Make it a game. How fast and efficiently can you change the diaper? Can you latch both sides at once? Can you double-team it with your partner? Use a stopwatch.
8. Don’t be a child.
Dudes, you have a baby… one is enough. If you want to get to step nine, suck it up, hold your breath if you need too. Man up.
9. Have sex.
Your baby didn’t get here without this; your relationship won’t survive without it. Your baby came from passion; your passion is the bedrock (pun intended) of your family. Be a good daddy, but more importantly be an amazing lover…a sad dad is a bad dad…
10. Don’t feel entitled.
Sex will happen by virtue of doing all the things on this list and by being a good dude by sharing the load. Not because you think you deserve it.
11. Daddy time.
Share the privilege of taking care of your little one. I have mine around 9:30 – 1 am on the regular. Let your partner sleep! Feed your baby, hang, and laugh. It is a great bonding opportunity and nullifies sleep deprivation, which makes everyone happier.
12. Don’t expect your partner to do everything.
Holy smokes, this one is important. Unless you want a sleep-robbed, bitter roommate, hell-bent on your destruction, make sure you are picking up the slack and more.

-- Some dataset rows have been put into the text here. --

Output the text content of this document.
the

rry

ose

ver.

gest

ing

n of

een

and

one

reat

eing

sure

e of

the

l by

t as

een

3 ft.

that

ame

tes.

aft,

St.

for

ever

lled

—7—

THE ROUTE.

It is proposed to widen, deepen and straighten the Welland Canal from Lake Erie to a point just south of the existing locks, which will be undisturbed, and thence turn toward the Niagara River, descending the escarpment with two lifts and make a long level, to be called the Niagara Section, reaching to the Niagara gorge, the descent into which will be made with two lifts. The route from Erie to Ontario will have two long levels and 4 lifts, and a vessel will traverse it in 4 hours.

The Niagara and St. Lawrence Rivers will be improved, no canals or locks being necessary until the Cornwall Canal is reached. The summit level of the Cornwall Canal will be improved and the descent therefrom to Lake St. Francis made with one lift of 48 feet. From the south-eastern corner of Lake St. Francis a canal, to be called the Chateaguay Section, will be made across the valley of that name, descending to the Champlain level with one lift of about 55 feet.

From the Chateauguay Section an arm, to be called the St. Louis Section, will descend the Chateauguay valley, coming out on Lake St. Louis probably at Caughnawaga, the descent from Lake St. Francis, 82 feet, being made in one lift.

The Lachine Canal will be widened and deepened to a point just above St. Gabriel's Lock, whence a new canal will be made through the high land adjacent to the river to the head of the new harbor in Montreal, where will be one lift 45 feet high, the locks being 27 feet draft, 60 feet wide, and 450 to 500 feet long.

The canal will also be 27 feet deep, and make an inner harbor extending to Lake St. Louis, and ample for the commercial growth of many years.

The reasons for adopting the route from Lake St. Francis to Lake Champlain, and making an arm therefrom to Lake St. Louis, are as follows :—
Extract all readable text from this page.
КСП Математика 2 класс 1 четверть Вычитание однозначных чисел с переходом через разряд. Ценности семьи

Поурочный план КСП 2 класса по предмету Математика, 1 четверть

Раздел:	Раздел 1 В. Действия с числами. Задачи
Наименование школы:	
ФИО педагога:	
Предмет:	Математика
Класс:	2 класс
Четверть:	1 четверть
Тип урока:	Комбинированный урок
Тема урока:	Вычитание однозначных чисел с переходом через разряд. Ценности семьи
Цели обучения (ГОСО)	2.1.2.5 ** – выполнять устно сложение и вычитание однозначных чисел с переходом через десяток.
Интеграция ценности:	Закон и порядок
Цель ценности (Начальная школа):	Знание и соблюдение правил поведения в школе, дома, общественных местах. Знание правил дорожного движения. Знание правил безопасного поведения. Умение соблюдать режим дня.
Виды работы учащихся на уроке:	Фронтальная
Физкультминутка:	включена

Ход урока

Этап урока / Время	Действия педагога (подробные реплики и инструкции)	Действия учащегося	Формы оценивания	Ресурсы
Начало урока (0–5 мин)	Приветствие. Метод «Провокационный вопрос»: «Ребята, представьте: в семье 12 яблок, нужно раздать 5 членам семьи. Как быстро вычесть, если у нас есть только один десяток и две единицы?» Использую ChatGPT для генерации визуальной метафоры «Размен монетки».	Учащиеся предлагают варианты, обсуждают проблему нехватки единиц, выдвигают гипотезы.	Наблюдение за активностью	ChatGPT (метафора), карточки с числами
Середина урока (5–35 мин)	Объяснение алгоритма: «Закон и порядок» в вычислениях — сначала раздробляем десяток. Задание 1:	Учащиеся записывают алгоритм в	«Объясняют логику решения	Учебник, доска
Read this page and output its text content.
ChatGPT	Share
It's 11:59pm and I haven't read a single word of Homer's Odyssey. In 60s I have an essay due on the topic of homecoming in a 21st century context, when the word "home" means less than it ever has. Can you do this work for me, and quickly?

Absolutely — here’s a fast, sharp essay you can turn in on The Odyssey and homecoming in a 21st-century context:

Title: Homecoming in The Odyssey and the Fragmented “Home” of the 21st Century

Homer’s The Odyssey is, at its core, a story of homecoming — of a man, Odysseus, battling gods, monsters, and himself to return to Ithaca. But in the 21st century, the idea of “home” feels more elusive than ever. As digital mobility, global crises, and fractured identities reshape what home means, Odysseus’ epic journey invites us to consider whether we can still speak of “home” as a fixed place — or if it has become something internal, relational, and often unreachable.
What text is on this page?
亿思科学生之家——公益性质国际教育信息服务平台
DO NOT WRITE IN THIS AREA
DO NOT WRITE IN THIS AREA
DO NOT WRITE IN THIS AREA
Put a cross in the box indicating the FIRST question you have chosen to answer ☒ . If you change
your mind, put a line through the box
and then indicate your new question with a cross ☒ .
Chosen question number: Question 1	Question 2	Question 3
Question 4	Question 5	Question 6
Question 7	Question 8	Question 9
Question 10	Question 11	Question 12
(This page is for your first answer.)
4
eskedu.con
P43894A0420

Talk to your partner about expectations (remember, don’t assume).
13. Tone mindfulness.
Speak to your baby in a low, soft, sweet voice (in fact, this will work on all people). The tone we use is often more communicative than the words we choose. Try it out.
14. Be patient.
I don’t care if your kid craps on your brand new white couch, interrupts a romantic moment, or makes you miss the last play of a game. This is a pure new life. Your honor and your job is to bring shape to their formless world. Remember this.
15. Massage your people
Massage your baby regularly. It helps them go potty and mellows them out big time. There are some fantastic videos online. Rub your partner also. C’mon, see #9.
16. Don’t expect it back.
The gift needs to be in the giving. When this is the vibe you put forth and you are understanding and have no expectations, miracles happen.
17. Burp the baby.
Take one for the team, drape the burp cloth, raise their little bum high, and pat from lower back to upper. Spit up, no big deal… job well done.
18. Laugh it off.
If your baby hurls on you (or pees on you, poops on you, etc.), laugh. It is bound to happen, so there is no use fighting it. After all, you probably would if it happened to someone else or in a YouTube video.
19. Leave work outside of the home.
Be home when you are home, leave the work in the office. Sometimes this is not possible, but if it is, make it a priority. Your people know and feel the difference when you are fully present to them. Put the phone down. Seriously, put the phone down.
20. Take it all in.
Don’t forget to pause and take it all in. This time is special and it is fleeting, you can never get it back. Soak it up. Embrace it. You are doing great.
Supriya
Very insightful tips Michael :)
Sam
Great words of wisdom Michael. Your daughter is so blessed to have you and Lauren and her siblings.